Crypto-Judaic Studies
El Paso and Ruidoso: Centers of Learning for Anousim
January 1, 2007
written by Leonard Martinez, 2007
As I was called to an aliyah at El Paso's B'nai Zion synagogue, Rabbi Stephen Leon stepped back from the bimah. His place was taken by a New Mexican grandmother, Lupe Ramos. She proceeded to chant the parashah with skill and confidence. Lupe Ramos is one of a group in America's Southwest known as Anousim, Hebrew for “the forced ones.” She is a descendant of Spanish and Portuguese Jews forcibly converted to Catholicism during the Spanish Inquisition in the 15th and 16th centuries. After more than five centuries, she and others like her have returned to Judaism.

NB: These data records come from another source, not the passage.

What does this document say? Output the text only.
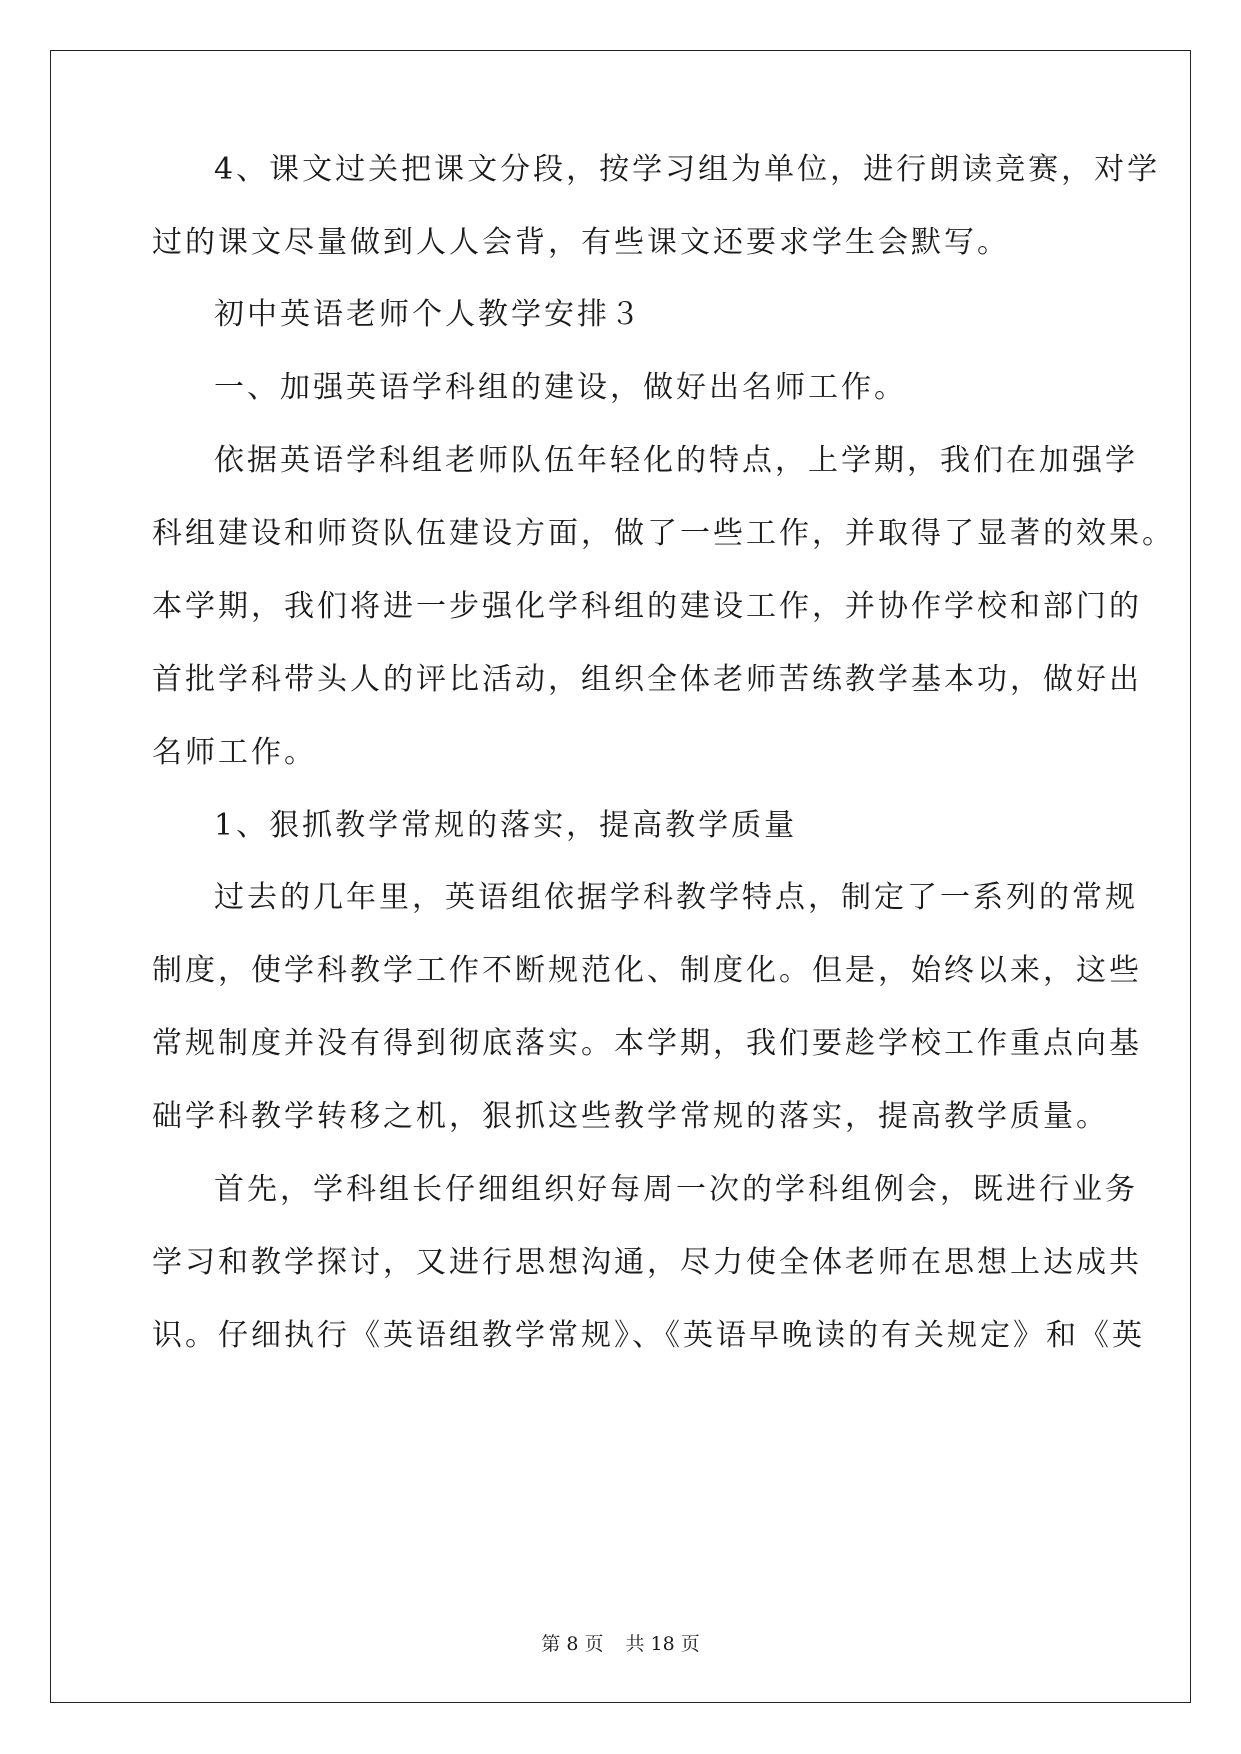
4、课文过关把课文分段，按学习组为单位，进行朗读竞赛，对学
过的课文尽量做到人人会背，有些课文还要求学生会默写。
初中英语老师个人教学安排３
一、加强英语学科组的建设，做好出名师工作。
依据英语学科组老师队伍年轻化的特点，上学期，我们在加强学
科组建设和师资队伍建设方面，做了一些工作，并取得了显著的效果。
本学期，我们将进一步强化学科组的建设工作，并协作学校和部门的
首批学科带头人的评比活动，组织全体老师苦练教学基本功，做好出
名师工作。
1、狠抓教学常规的落实，提高教学质量
过去的几年里，英语组依据学科教学特点，制定了一系列的常规
制度，使学科教学工作不断规范化、制度化。但是，始终以来，这些
常规制度并没有得到彻底落实。本学期，我们要趁学校工作重点向基
础学科教学转移之机，狠抓这些教学常规的落实，提高教学质量。
首先，学科组长仔细组织好每周一次的学科组例会，既进行业务
学习和教学探讨，又进行思想沟通，尽力使全体老师在思想上达成共
识。仔细执行《英语组教学常规》、《英语早晚读的有关规定》和《英
第 8 页 共 18 页
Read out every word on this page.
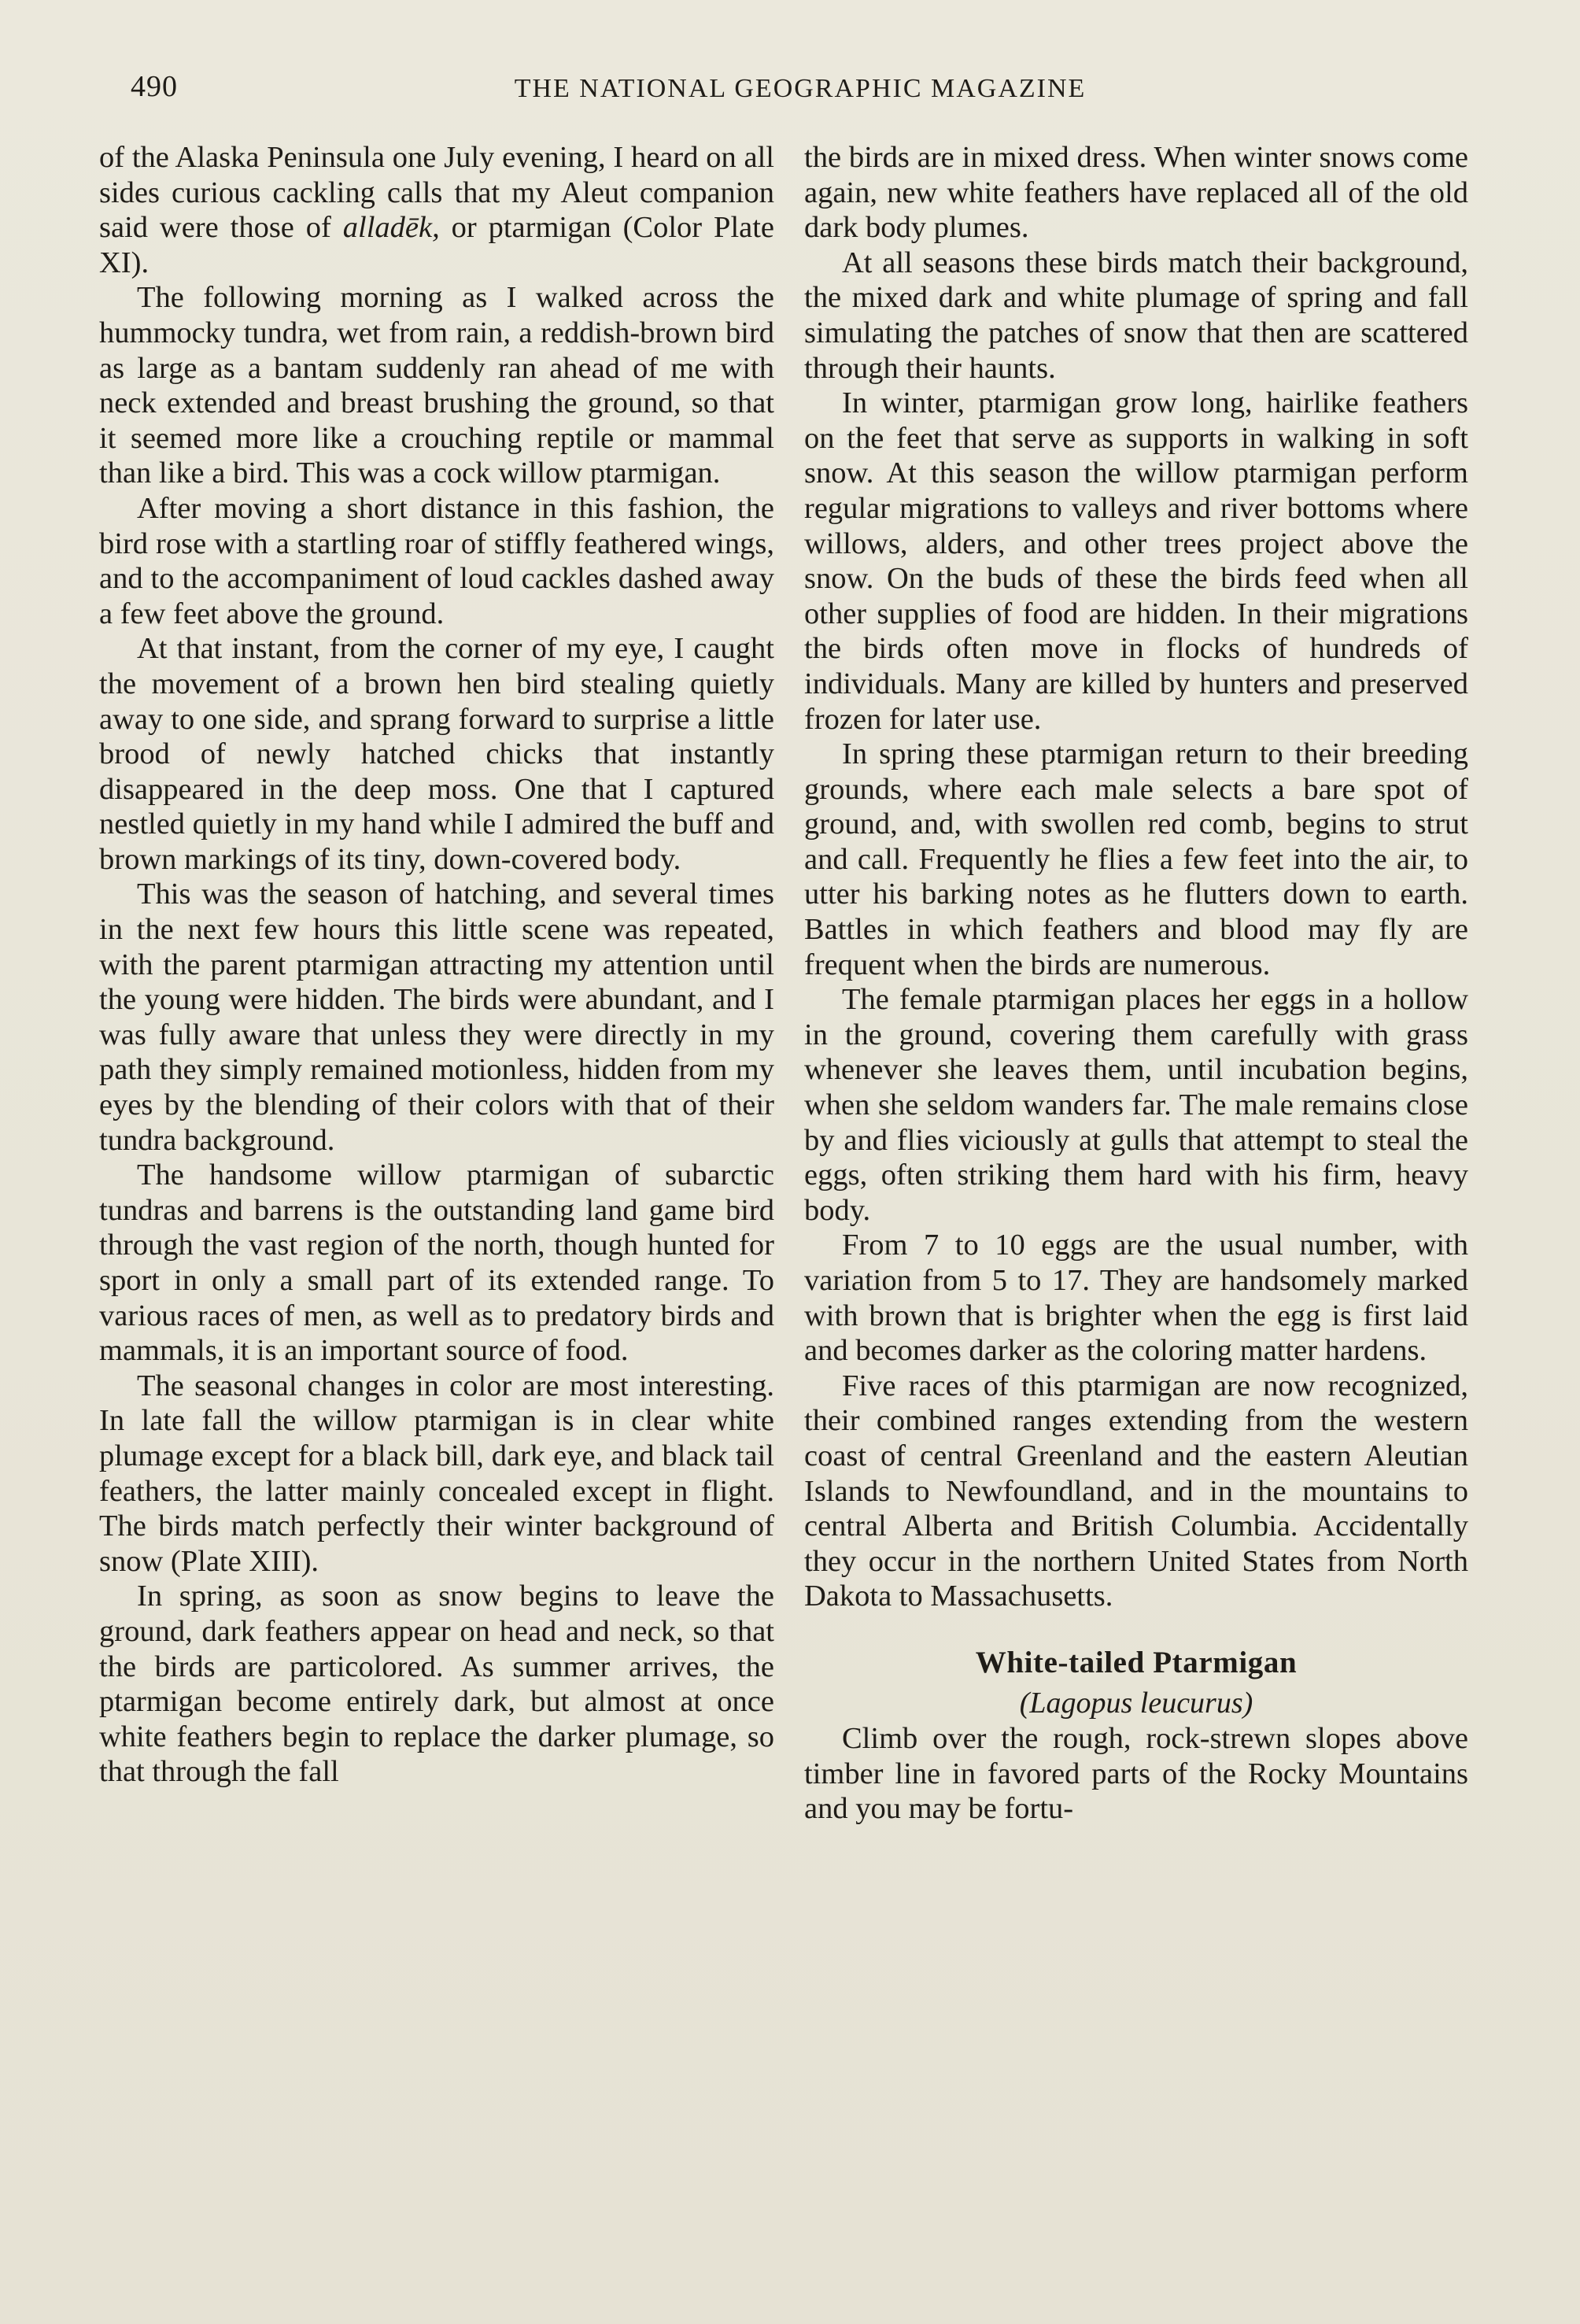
490	THE NATIONAL GEOGRAPHIC MAGAZINE

of the Alaska Peninsula one July evening, I heard on all sides curious cackling calls that my Aleut companion said were those of alladēk, or ptarmigan (Color Plate XI).

The following morning as I walked across the hummocky tundra, wet from rain, a reddish-brown bird as large as a bantam suddenly ran ahead of me with neck extended and breast brushing the ground, so that it seemed more like a crouching reptile or mammal than like a bird. This was a cock willow ptarmigan.

After moving a short distance in this fashion, the bird rose with a startling roar of stiffly feathered wings, and to the accompaniment of loud cackles dashed away a few feet above the ground.

At that instant, from the corner of my eye, I caught the movement of a brown hen bird stealing quietly away to one side, and sprang forward to surprise a little brood of newly hatched chicks that instantly disappeared in the deep moss. One that I captured nestled quietly in my hand while I admired the buff and brown markings of its tiny, down-covered body.

This was the season of hatching, and several times in the next few hours this little scene was repeated, with the parent ptarmigan attracting my attention until the young were hidden. The birds were abundant, and I was fully aware that unless they were directly in my path they simply remained motionless, hidden from my eyes by the blending of their colors with that of their tundra background.

The handsome willow ptarmigan of subarctic tundras and barrens is the outstanding land game bird through the vast region of the north, though hunted for sport in only a small part of its extended range. To various races of men, as well as to predatory birds and mammals, it is an important source of food.

The seasonal changes in color are most interesting. In late fall the willow ptarmigan is in clear white plumage except for a black bill, dark eye, and black tail feathers, the latter mainly concealed except in flight. The birds match perfectly their winter background of snow (Plate XIII).

In spring, as soon as snow begins to leave the ground, dark feathers appear on head and neck, so that the birds are particolored. As summer arrives, the ptarmigan become entirely dark, but almost at once white feathers begin to replace the darker plumage, so that through the fall

the birds are in mixed dress. When winter snows come again, new white feathers have replaced all of the old dark body plumes.

At all seasons these birds match their background, the mixed dark and white plumage of spring and fall simulating the patches of snow that then are scattered through their haunts.

In winter, ptarmigan grow long, hairlike feathers on the feet that serve as supports in walking in soft snow. At this season the willow ptarmigan perform regular migrations to valleys and river bottoms where willows, alders, and other trees project above the snow. On the buds of these the birds feed when all other supplies of food are hidden. In their migrations the birds often move in flocks of hundreds of individuals. Many are killed by hunters and preserved frozen for later use.

In spring these ptarmigan return to their breeding grounds, where each male selects a bare spot of ground, and, with swollen red comb, begins to strut and call. Frequently he flies a few feet into the air, to utter his barking notes as he flutters down to earth. Battles in which feathers and blood may fly are frequent when the birds are numerous.

The female ptarmigan places her eggs in a hollow in the ground, covering them carefully with grass whenever she leaves them, until incubation begins, when she seldom wanders far. The male remains close by and flies viciously at gulls that attempt to steal the eggs, often striking them hard with his firm, heavy body.

From 7 to 10 eggs are the usual number, with variation from 5 to 17. They are handsomely marked with brown that is brighter when the egg is first laid and becomes darker as the coloring matter hardens.

Five races of this ptarmigan are now recognized, their combined ranges extending from the western coast of central Greenland and the eastern Aleutian Islands to Newfoundland, and in the mountains to central Alberta and British Columbia. Accidentally they occur in the northern United States from North Dakota to Massachusetts.

White-tailed Ptarmigan
(Lagopus leucurus)

Climb over the rough, rock-strewn slopes above timber line in favored parts of the Rocky Mountains and you may be fortu-
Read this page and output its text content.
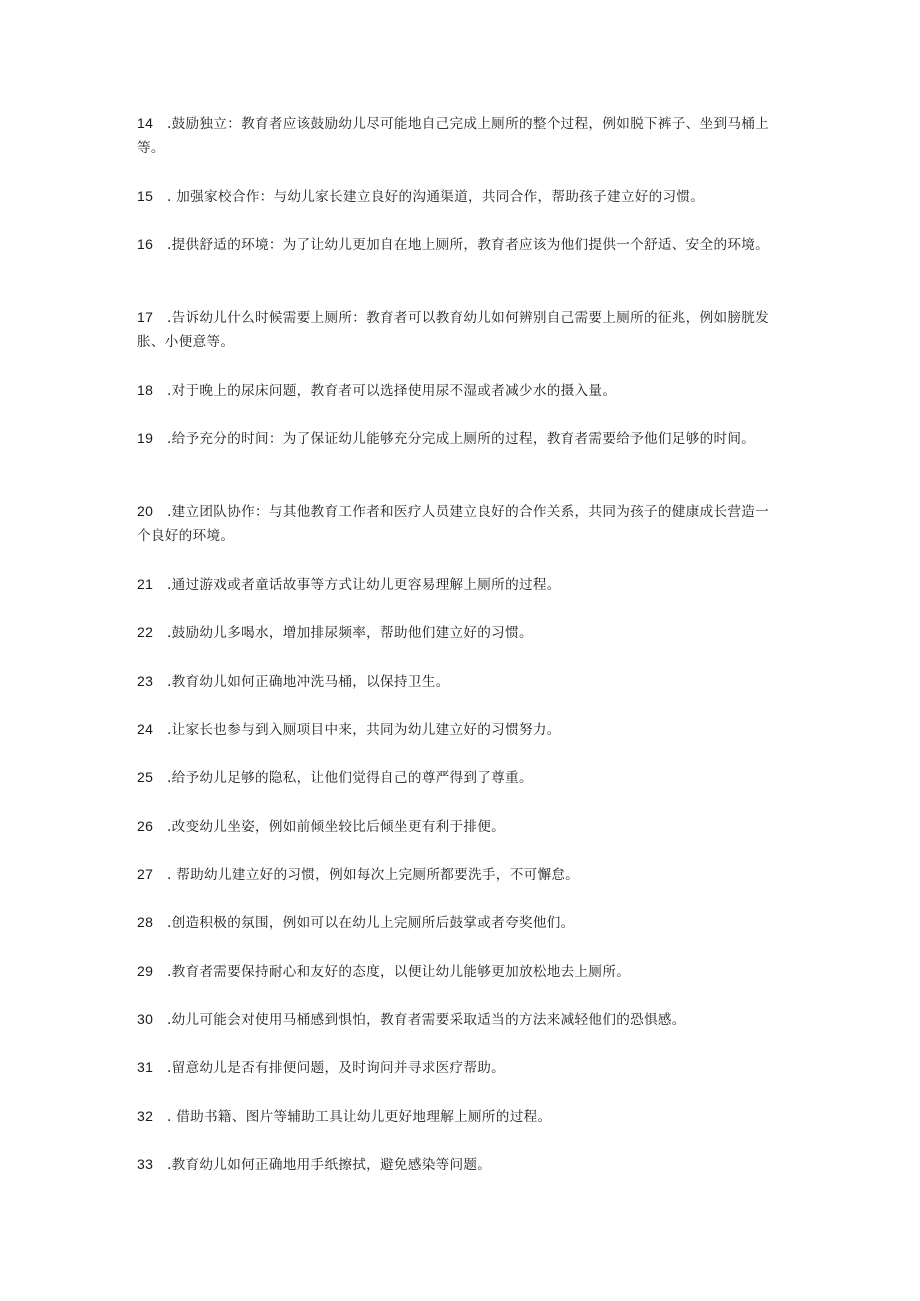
14 .鼓励独立：教育者应该鼓励幼儿尽可能地自己完成上厕所的整个过程，例如脱下裤子、坐到马桶上等。

15 . 加强家校合作：与幼儿家长建立良好的沟通渠道，共同合作，帮助孩子建立好的习惯。

16 .提供舒适的环境：为了让幼儿更加自在地上厕所，教育者应该为他们提供一个舒适、安全的环境。

17 .告诉幼儿什么时候需要上厕所：教育者可以教育幼儿如何辨别自己需要上厕所的征兆，例如膀胱发胀、小便意等。

18 .对于晚上的尿床问题，教育者可以选择使用尿不湿或者减少水的摄入量。

19 .给予充分的时间：为了保证幼儿能够充分完成上厕所的过程，教育者需要给予他们足够的时间。

20 .建立团队协作：与其他教育工作者和医疗人员建立良好的合作关系，共同为孩子的健康成长营造一个良好的环境。

21 .通过游戏或者童话故事等方式让幼儿更容易理解上厕所的过程。

22 .鼓励幼儿多喝水，增加排尿频率，帮助他们建立好的习惯。

23 .教育幼儿如何正确地冲洗马桶，以保持卫生。

24 .让家长也参与到入厕项目中来，共同为幼儿建立好的习惯努力。

25 .给予幼儿足够的隐私，让他们觉得自己的尊严得到了尊重。

26 .改变幼儿坐姿，例如前倾坐较比后倾坐更有利于排便。

27 . 帮助幼儿建立好的习惯，例如每次上完厕所都要洗手，不可懈怠。

28 .创造积极的氛围，例如可以在幼儿上完厕所后鼓掌或者夸奖他们。

29 .教育者需要保持耐心和友好的态度，以便让幼儿能够更加放松地去上厕所。

30 .幼儿可能会对使用马桶感到惧怕，教育者需要采取适当的方法来减轻他们的恐惧感。

31 .留意幼儿是否有排便问题，及时询问并寻求医疗帮助。

32 . 借助书籍、图片等辅助工具让幼儿更好地理解上厕所的过程。

33 .教育幼儿如何正确地用手纸擦拭，避免感染等问题。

In the 17th century, Anousim or Crypto-Jews hoped to secretly practice their religion away from Spain and Portugal. They sailed to Mexico as colonizers, eventually settling in the remote mountains of New Mexico, far from the grasp of Spanish authorities and the Inquisition. It was a practice followed in Spanish and Portuguese colonies world-wide, wherever Crypto-Jews sought to escape the prying eyes of Church and Crown. Over the centuries, knowledge of their heritage faded. But a few still clung to some forms of Judaism through symbols and rites, vaguely conscious they were Jews. In the last two decades, however, many Anousim have stepped forward, publicly acknowledging their roots but not necessarily converting. They sift through centuries of family histories, curious about Judaism and their relationship to the Jews around them.